Posco suspends $12-bn Odisha project, may scrap it
17 Jul 2015
A decade after South Korean steelmaker Posco agreed to set up a 12-million tonne steel plant in Odisha, the company has announced a suspension of the project amidst indications that it may scrap the project altogether.
Posco's $12-billion project, which was billed as India's biggest foreign direct investment in 2005, has been hamstrung by local opposition, delays in getting land acquisition and mining lease and a new law that made it costlier to source iron ore for the plant, a company spokesman said.
The company waited in vain to complete land acquisition for the proposed 12 million-tonnes-a-year steel plant amidst opposition from local tribal groups.
To top it all, a mining law enacted by the government in March meant that the company would not get an outright mine lease, but buy a mining licence in an auction.

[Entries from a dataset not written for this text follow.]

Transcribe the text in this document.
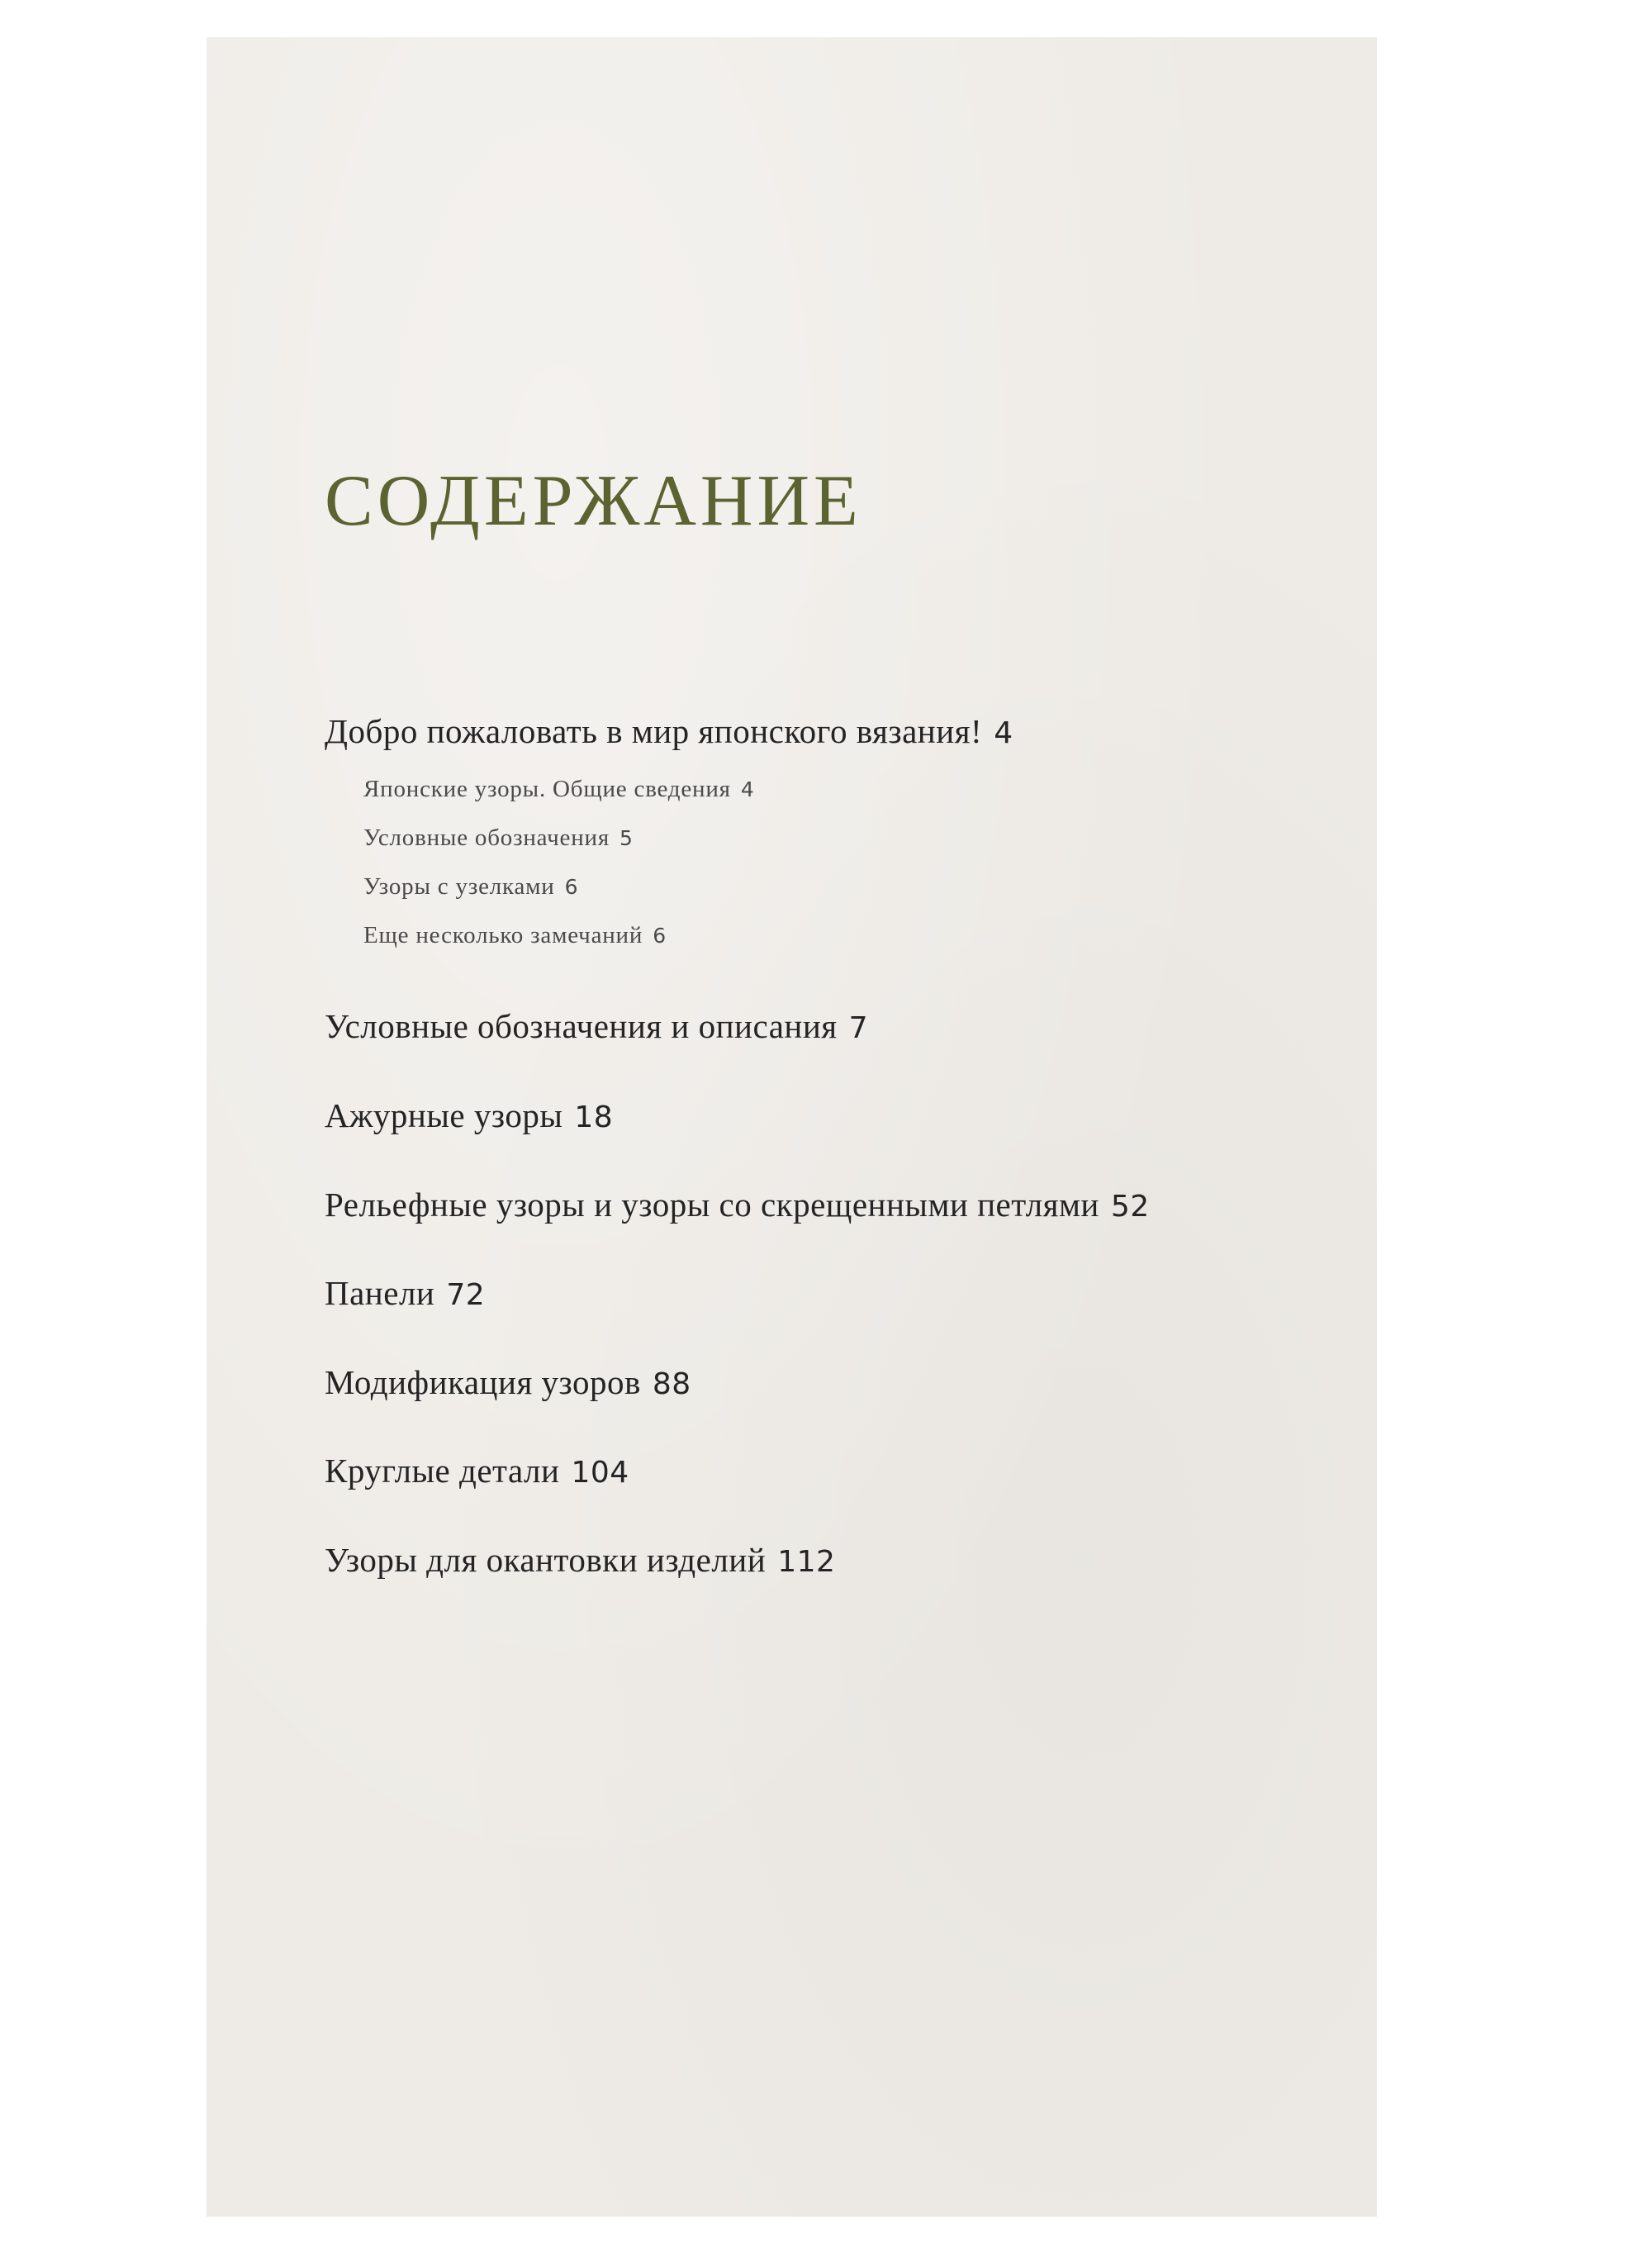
СОДЕРЖАНИЕ

Добро пожаловать в мир японского вязания! 4

Японские узоры. Общие сведения 4

Условные обозначения 5

Узоры с узелками 6

Еще несколько замечаний 6

Условные обозначения и описания 7

Ажурные узоры 18

Рельефные узоры и узоры со скрещенными петлями 52

Панели 72

Модификация узоров 88

Круглые детали 104

Узоры для окантовки изделий 112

That could raise costs for the company at a time when a global steel glut is depressing product prices.
The Odisha government had promised to help the company obtain the licence for free to get the project going.

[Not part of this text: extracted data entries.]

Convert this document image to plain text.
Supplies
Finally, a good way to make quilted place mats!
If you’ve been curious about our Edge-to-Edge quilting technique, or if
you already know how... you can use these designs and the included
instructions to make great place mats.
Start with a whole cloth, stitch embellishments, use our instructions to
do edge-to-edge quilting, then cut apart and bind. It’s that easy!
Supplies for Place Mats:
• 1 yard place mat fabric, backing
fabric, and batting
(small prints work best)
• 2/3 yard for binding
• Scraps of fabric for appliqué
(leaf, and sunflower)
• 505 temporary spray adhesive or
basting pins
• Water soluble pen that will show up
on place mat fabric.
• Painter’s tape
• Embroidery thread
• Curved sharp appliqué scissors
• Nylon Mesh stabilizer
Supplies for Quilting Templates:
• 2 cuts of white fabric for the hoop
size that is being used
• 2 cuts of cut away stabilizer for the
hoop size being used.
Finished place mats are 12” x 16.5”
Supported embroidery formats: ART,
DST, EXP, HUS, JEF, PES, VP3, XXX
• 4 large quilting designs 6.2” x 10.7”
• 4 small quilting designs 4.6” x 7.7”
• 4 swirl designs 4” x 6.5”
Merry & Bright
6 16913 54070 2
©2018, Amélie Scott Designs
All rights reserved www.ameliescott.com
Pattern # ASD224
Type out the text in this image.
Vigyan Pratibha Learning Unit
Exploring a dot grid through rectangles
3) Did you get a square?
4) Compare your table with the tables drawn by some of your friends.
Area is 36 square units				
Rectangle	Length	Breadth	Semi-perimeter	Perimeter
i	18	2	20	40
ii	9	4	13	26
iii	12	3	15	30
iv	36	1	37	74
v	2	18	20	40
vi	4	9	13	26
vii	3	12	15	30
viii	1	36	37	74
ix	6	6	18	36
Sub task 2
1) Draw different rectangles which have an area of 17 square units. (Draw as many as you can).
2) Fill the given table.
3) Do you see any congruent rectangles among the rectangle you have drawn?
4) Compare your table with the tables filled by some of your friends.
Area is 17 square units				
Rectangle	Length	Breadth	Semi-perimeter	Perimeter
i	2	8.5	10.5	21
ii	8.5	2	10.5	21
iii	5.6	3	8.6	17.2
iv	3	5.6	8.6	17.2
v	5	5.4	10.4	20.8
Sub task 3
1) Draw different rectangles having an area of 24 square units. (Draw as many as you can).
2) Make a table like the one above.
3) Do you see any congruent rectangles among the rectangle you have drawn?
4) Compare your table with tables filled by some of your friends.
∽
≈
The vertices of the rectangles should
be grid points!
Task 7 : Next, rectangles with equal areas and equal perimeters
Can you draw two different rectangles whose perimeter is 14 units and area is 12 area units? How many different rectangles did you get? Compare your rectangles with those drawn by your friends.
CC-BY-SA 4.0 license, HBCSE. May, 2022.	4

"We will have to see how our costs will be, whether it will be viable," Posco's India spokesman IG Lee said. "We will take a final call only after auction details come."
ArcelorMittal, the world's top steelmaker, has already scrapped several projects in India over the past two years, citing difficulties in acquiring land and mines.
Odisha's mines minister Prafulla Kumar Mallik said his government remained keen to help Posco, but had not heard from the company.
"We had requested the central government for a concession for Posco but the central government wanted to go for an auction," Mallik said. "It is now for Posco to decide if they want to participate in the auction."
The union steel and mines minister, Narendra Singh Tomar, has repeatedly ruled out making an exception for Posco.
Posco is downsizing operations in India and has cut a number of jobs in Odisha, given up real estate and not rebuilt temporary site offices that were burned down by people protesting against land acquisition by the company.
Posco is importing steel from South Korea for its expanding network of processing centres in India. A free-trade agreement between the countries means South Korean companies pay little or no tax on steel shipped to India.
However, it will raise its processing capacity by about a fifth to 680,000 tonnes through a new plant in Gujarat next year, Lee said.